Ingredients Needed
- 1 1/2 pounds raw ground beef (80–85% lean)
- 1 can (10.5 oz) condensed cream of mushroom soup
- 2 cups beef broth (or water with bouillon)
- 8 oz uncooked wide egg noodles
- 1 cup sour cream
- 1 cup shredded cheddar cheese
How to Make Our Amish Yumasetti Casserole
1. Prepare the Slow Cooker
Lightly spray the inside of a 5–6 quart slow cooker with cooking spray or rub with oil to prevent sticking.
2. Add the Ground Beef
Crumble the raw ground beef evenly across the bottom of the slow cooker.
Break it into small pieces so it forms an even layer.
3. Prepare the Sauce
In a medium bowl, whisk together:
- Cream of mushroom soup
- Beef broth
Mix until smooth enough to pour.
4. Pour Over the Beef
Pour the soup mixture evenly over the beef.

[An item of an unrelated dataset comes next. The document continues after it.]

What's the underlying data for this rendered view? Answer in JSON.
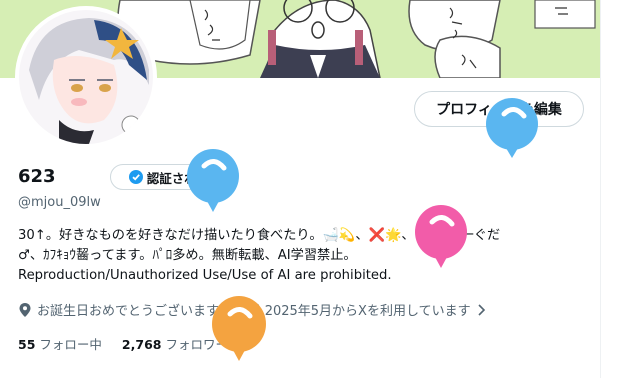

Do not stir at this stage — keeping layers helps everything cook evenly.
5. Cook the Beef
Cover and cook:
- HIGH: 2–2½ hours
- LOW: about 4 hours
The mixture should become hot and bubbly with fully cooked beef.
6. Stir and Add Noodles
Stir the beef mixture well, breaking up any larger pieces.
Add the uncooked egg noodles, pressing them gently into the liquid so they are mostly submerged.
7. Cook the Noodles
Cover again and cook on HIGH for 20–30 minutes, until noodles are tender.
Stir once or twice during cooking to ensure noodles soften evenly.
8. Finish with Cream and Cheese
Turn the slow cooker to LOW or WARM.
Stir in the sour cream until the sauce becomes smooth and creamy.
Sprinkle shredded cheddar cheese evenly on top.
Cover and allow cheese to melt for 5–10 minutes.